When I run the rpm-ostree command, I get the following message:
error: Checkout mfc9460cdnlpr-1.1.1-5.i386: opendir(local): No such file or directory
I can verify the file is there, it’s spelled properly, and it will install in a Fedora distrobox (although exporting it from there into Bazzite seems to do nothing).
I am hoping there is some easy way to solve this either via layering the rpm or via getting a stable connection with CUPS. Preferably CUPS, but at this point I just want to be able to print.
I have been able to successfully layer a brother provided rpm for my own printer (possibly different from yours). What worked for me was providing the full path to the file and if there are any spaces to enclose it in quotes?
I have a Brother network printer connected via Wifi and the connection is rock solid. I configured the printer to use IPP protocol and CUPS found it and installed as “driverless” variant.
I just set up my Brother HL-L2320 a few moments ago.
The printer is connected to CUPS on a Raspberry Pi though.
So to get it working I:
installed the cups package and the brlaser package on the pi
configured the printer on the pi
opened cups administration on my desktop machine and chose add printer
under detected network printers it showed the printer on the Pis CUPS install
added it, and done.
Working great so far.
Might not be useful for your situation, but in case others also come to the thread for help.

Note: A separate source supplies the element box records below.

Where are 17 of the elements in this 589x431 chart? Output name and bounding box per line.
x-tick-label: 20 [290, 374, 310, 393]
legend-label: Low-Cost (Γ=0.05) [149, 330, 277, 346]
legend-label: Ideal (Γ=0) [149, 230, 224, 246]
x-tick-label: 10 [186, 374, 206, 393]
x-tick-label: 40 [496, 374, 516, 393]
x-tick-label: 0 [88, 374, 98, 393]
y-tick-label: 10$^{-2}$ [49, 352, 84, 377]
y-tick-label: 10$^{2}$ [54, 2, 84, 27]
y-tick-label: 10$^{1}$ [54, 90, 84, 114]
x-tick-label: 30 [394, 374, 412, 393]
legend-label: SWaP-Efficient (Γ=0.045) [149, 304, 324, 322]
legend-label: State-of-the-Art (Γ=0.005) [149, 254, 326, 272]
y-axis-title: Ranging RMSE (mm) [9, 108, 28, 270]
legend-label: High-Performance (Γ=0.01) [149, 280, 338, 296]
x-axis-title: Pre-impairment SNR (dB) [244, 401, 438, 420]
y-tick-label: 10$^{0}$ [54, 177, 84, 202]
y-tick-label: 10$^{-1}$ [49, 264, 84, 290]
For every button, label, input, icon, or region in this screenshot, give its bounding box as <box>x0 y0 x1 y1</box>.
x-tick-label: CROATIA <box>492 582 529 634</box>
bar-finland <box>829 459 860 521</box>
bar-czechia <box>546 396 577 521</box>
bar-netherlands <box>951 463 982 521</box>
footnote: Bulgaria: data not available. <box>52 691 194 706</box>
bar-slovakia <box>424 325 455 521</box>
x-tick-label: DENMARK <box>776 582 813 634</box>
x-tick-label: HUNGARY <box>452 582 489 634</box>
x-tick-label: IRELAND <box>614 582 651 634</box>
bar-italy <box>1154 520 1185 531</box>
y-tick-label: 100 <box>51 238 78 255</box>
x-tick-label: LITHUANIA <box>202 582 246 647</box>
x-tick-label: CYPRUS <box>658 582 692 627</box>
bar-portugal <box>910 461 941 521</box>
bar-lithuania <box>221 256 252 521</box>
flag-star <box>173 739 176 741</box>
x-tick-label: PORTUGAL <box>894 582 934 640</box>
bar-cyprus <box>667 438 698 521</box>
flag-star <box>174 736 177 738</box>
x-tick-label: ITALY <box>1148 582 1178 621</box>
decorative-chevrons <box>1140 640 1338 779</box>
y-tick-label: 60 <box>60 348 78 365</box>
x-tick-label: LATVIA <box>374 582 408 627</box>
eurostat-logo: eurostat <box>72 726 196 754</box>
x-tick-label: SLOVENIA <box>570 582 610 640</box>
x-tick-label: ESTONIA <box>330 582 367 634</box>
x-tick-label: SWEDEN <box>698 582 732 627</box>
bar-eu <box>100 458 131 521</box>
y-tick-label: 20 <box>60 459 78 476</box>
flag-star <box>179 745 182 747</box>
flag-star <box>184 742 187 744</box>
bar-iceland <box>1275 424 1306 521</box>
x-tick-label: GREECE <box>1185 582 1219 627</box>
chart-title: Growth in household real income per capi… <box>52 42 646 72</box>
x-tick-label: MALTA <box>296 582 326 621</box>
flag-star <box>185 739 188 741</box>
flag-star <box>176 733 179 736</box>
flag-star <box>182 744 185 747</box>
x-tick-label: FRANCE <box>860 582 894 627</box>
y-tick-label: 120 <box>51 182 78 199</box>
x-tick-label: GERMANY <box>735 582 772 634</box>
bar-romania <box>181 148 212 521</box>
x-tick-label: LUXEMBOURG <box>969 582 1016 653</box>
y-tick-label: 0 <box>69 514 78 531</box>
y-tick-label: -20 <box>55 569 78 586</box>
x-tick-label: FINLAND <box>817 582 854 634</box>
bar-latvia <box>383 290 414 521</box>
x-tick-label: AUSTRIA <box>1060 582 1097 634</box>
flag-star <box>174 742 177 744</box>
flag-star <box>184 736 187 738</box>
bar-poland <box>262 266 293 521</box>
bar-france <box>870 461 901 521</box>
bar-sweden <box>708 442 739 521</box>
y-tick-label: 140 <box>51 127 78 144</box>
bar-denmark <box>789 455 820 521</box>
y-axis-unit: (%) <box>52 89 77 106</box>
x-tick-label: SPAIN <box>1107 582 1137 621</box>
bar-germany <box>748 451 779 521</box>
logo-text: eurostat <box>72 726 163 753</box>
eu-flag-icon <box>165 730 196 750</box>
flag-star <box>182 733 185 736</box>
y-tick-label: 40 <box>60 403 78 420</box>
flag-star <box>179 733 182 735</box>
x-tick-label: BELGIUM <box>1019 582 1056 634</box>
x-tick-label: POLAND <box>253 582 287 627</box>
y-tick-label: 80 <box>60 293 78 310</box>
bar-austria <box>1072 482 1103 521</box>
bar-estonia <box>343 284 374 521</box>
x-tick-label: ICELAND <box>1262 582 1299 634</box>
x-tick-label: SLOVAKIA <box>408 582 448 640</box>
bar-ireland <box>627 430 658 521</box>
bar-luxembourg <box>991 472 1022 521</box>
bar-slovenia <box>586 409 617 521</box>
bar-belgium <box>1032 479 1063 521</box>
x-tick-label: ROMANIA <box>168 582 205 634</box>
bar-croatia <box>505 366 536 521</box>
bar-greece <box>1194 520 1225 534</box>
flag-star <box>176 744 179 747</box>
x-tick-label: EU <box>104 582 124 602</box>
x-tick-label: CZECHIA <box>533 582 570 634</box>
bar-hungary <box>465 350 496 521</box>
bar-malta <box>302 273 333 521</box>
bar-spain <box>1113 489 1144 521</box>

edit: Something I should note is that certain PDF types will refuse to print on CUPS, and you might even need to restart the server to print other documents. I haven’t isolated the issue that causes this yet.
Just for clarification in the above post I mean that after I set everything up on the Pi, I still used the CUPS administration on localhost:631 of the Bazzite install to browse the network. (in case anyone missed and thought I was just opening the printserver:631)
That Brother printer doesn’t have its own networking, so having the Pi act as the primary print server and then the local install of CUPS talk to the remote version of CUPS was perfect.